KURUṄGA-JĀTAKA
Kuruṅgamigajātaka (Ja 21)
[173] “Kijang ini mengetahui dengan baik,” dan seterusnya. Kisah ini diceritakan oleh Sang Guru ketika berada di Weluwana, mengenai Devadatta. Sekali ketika para bhikkhu berkumpul di Balai Kebenaran, mereka duduk sambil mencela Devadatta dengan berkata, “Awuso56, dengan tujuan membunuh Sang Buddha, Devadatta menyewa pemanah, menjatuhkan batu besar dan melepaskan gajah Dhana-pālaka; ia melakukan itu untuk membunuh Raja Kebijaksanaan57 ”. Sang Guru masuk ke dalam ruangan dan duduk di tempat yang telah dipersiapkan untuk-Nya, Beliau bertanya, “Para Bhikkhu, apa topik pembicaraan dalam pertemuan ini?” “Bhante,” jawab mereka, “kami sedang membicarakan kejahatan Devadatta, tentang bagaimana ia selalu berusaha membunuh-Mu.” Sang Guru berkata, “Bukan di kelahiran ini saja, para Bhikkhu, Devadatta mencari cara untuk membunuh-Ku, ia juga mempunyai perilaku yang sama di kelahiran yang lampau, namun ia tidak pernah berhasil melakukannya.” Setelah mengucapkan kata-kata tersebut, Beliau menceritakan kisah kelahiran lampau ini.
____________________
Sekali waktu ketika Brahmadatta memerintah di Benares, Bodhisatta terlahir sebagai seekor kijang, ia tinggal di sebuah hutan dan hidup dari buah-buahan yang ada di hutan tersebut. Pada waktu itu, ia hidup dari buah pohon sepaṇṇi (Gmelina Arborea). Di desa, terdapat seorang pemburu yang melakukan perburuan dengan cara membangun panggung kecil di cabang pohon tempat ia menemukan jejak rusa; ia mengamati dari atas saat rusa itu datang untuk makan buah dari pohon tersebut. Saat rusa muncul, ia membunuhnya dengan menggunakan tombak, dan menjual daging rusa itu untuk menghidupi dirinya. Suatu hari, ia menemukan jejak kaki Bodhisatta di sebuah pohon, ia pun membangun panggung kecil di cabang pohon tersebut. Setelah sarapan lebih awal, ia membawa tombaknya dan masuk ke hutan itu, kemudian duduk di panggung kecil yang telah dibangunnya. Bodhisatta juga muncul pagi-pagi untuk makan buah dari pohon tersebut, namun ia tidak segera menghampiri tempat itu.
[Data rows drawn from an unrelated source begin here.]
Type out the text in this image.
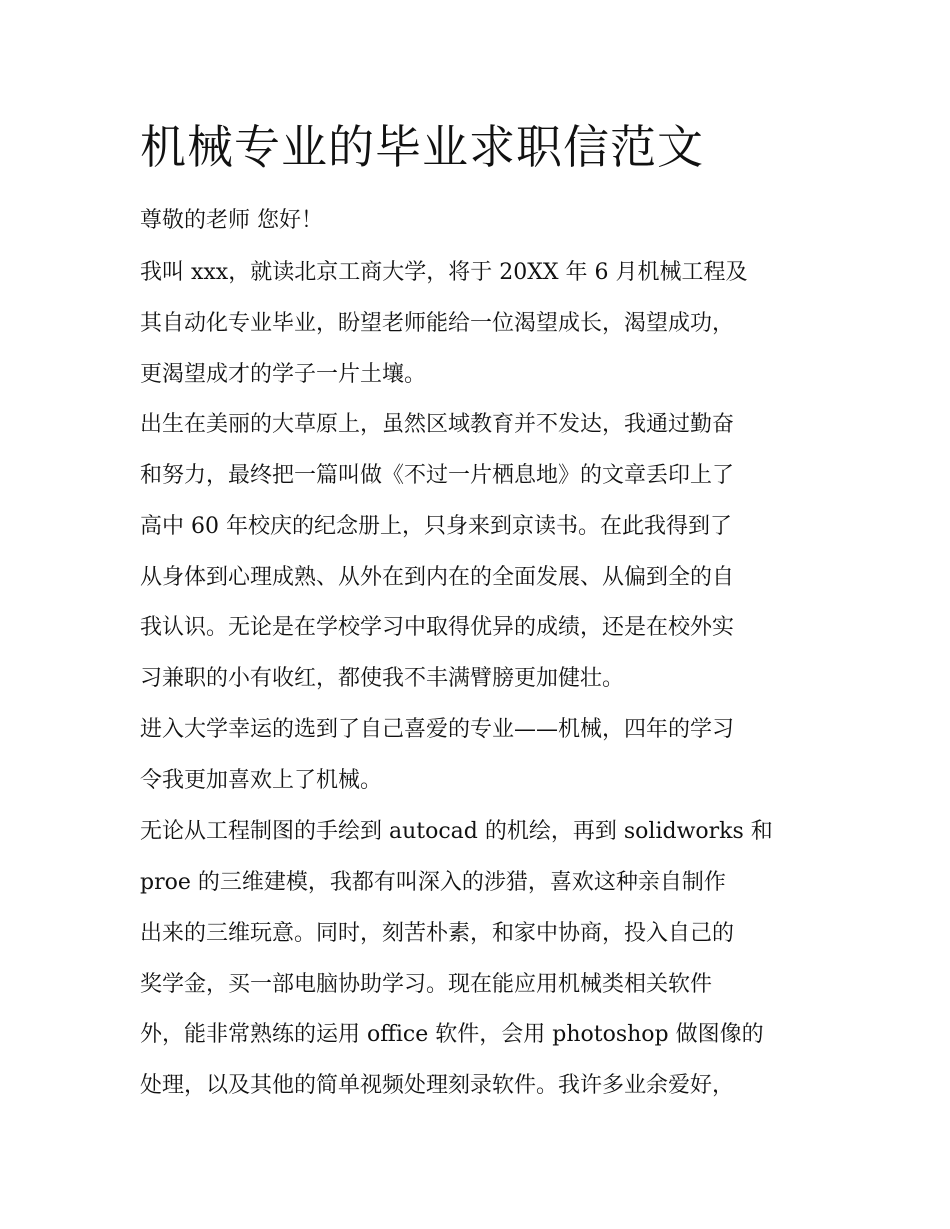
机械专业的毕业求职信范文

尊敬的老师 您好！

我叫 xxx，就读北京工商大学，将于 20XX 年 6 月机械工程及

其自动化专业毕业，盼望老师能给一位渴望成长，渴望成功，

更渴望成才的学子一片土壤。

出生在美丽的大草原上，虽然区域教育并不发达，我通过勤奋

和努力，最终把一篇叫做《不过一片栖息地》的文章丢印上了

高中 60 年校庆的纪念册上，只身来到京读书。在此我得到了

从身体到心理成熟、从外在到内在的全面发展、从偏到全的自

我认识。无论是在学校学习中取得优异的成绩，还是在校外实

习兼职的小有收红，都使我不丰满臂膀更加健壮。

进入大学幸运的选到了自己喜爱的专业——机械，四年的学习

令我更加喜欢上了机械。

无论从工程制图的手绘到 autocad 的机绘，再到 solidworks 和

proe 的三维建模，我都有叫深入的涉猎，喜欢这种亲自制作

出来的三维玩意。同时，刻苦朴素，和家中协商，投入自己的

奖学金，买一部电脑协助学习。现在能应用机械类相关软件

外，能非常熟练的运用 office 软件，会用 photoshop 做图像的

处理，以及其他的简单视频处理刻录软件。我许多业余爱好，
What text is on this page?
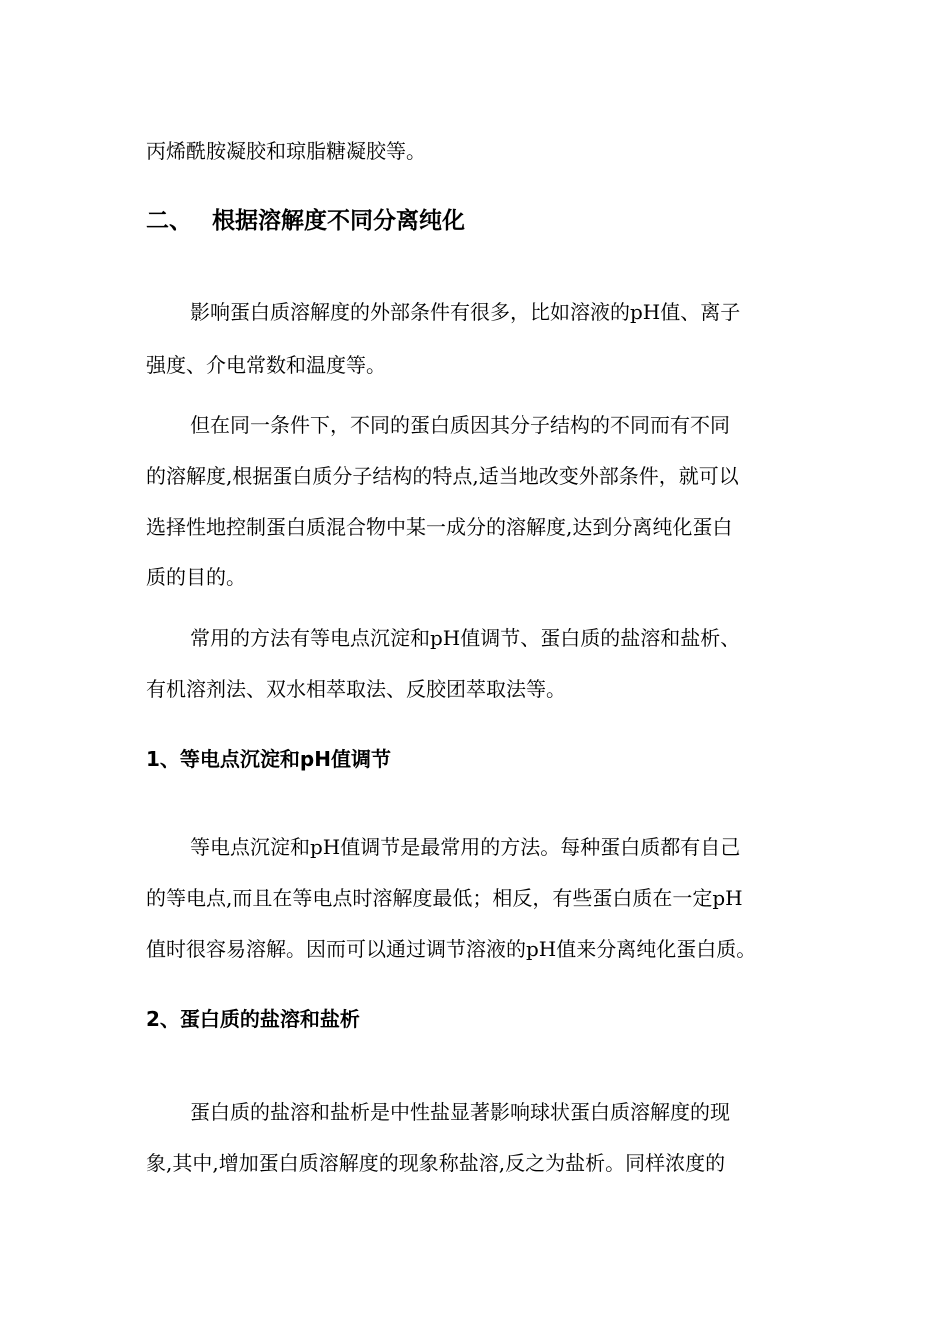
丙烯酰胺凝胶和琼脂糖凝胶等。
二、 根据溶解度不同分离纯化
影响蛋白质溶解度的外部条件有很多，比如溶液的pH值、离子
强度、介电常数和温度等。
但在同一条件下，不同的蛋白质因其分子结构的不同而有不同
的溶解度,根据蛋白质分子结构的特点,适当地改变外部条件，就可以
选择性地控制蛋白质混合物中某一成分的溶解度,达到分离纯化蛋白
质的目的。
常用的方法有等电点沉淀和pH值调节、蛋白质的盐溶和盐析、
有机溶剂法、双水相萃取法、反胶团萃取法等。
1、等电点沉淀和pH值调节
等电点沉淀和pH值调节是最常用的方法。每种蛋白质都有自己
的等电点,而且在等电点时溶解度最低；相反，有些蛋白质在一定pH
值时很容易溶解。因而可以通过调节溶液的pH值来分离纯化蛋白质。
2、蛋白质的盐溶和盐析
蛋白质的盐溶和盐析是中性盐显著影响球状蛋白质溶解度的现
象,其中,增加蛋白质溶解度的现象称盐溶,反之为盐析。同样浓度的
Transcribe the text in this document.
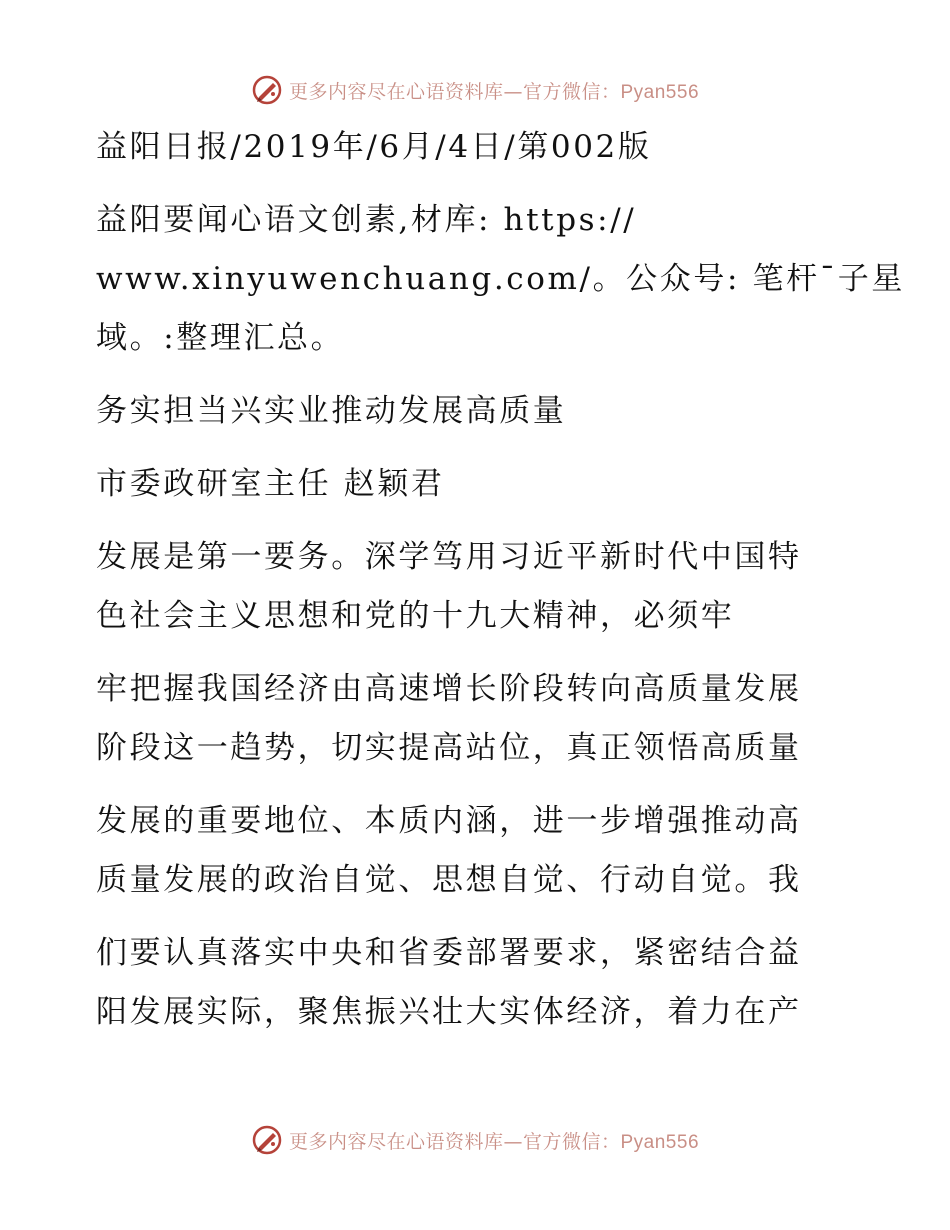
更多内容尽在心语资料库—官方微信：Pyan556
益阳日报/2019年/6月/4日/第002版
益阳要闻心语文创素,材库: https://
www.xinyuwenchuang.com/。公众号: 笔杆¯子星
域。:整理汇总。
务实担当兴实业推动发展高质量
市委政研室主任 赵颖君
发展是第一要务。深学笃用习近平新时代中国特
色社会主义思想和党的十九大精神，必须牢
牢把握我国经济由高速增长阶段转向高质量发展
阶段这一趋势，切实提高站位，真正领悟高质量
发展的重要地位、本质内涵，进一步增强推动高
质量发展的政治自觉、思想自觉、行动自觉。我
们要认真落实中央和省委部署要求，紧密结合益
阳发展实际，聚焦振兴壮大实体经济，着力在产
更多内容尽在心语资料库—官方微信：Pyan556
Ia berpikir, “Kadang-kadang pemburu membangun panggung kecil di dahan pohon. Apakah hal itu juga terjadi di pohon ini?” Ia berhenti di tengah jalan untuk mengintip. Melihat Bodhisatta tidak mendekat, pemburu yang masih duduk di panggung itu [174] melemparkan buah-buahan ke hadapan kijang itu. Berpikirlah kijang itu, “Buah-buahan ini datang sendiri kepadaku. Saya ragu apakah ada pemburu di atas sana.” Maka ia memperhatikan lebih teliti lagi, akhirnya terlihat juga olehnya pemburu yang berada di atas pohon itu, namun ia berpura-pura tidak melihatnya, Bodhisatta berkata kepada pohon itu, “Pohonku yang sangat berharga, sebelumnya engkau mempunyai kebiasaan untuk menjatuhkan buah ke tanah dengan gerakan laksana anting-anting yang menjalar turun, namun hari ini kamu berhenti bertingkah seperti sebuah pohon, saya juga harus berubah, dengan mencari makanan di bawah pohon yang lain.” Setelah mengucapkan kata-kata tersebut, ia mengulangi syair berikut ini :
Kijang ini mengetahui dengan baik buah yang engkau jatuhkan;
saya tidak menyukainya, saya akan mencari pohon lain58.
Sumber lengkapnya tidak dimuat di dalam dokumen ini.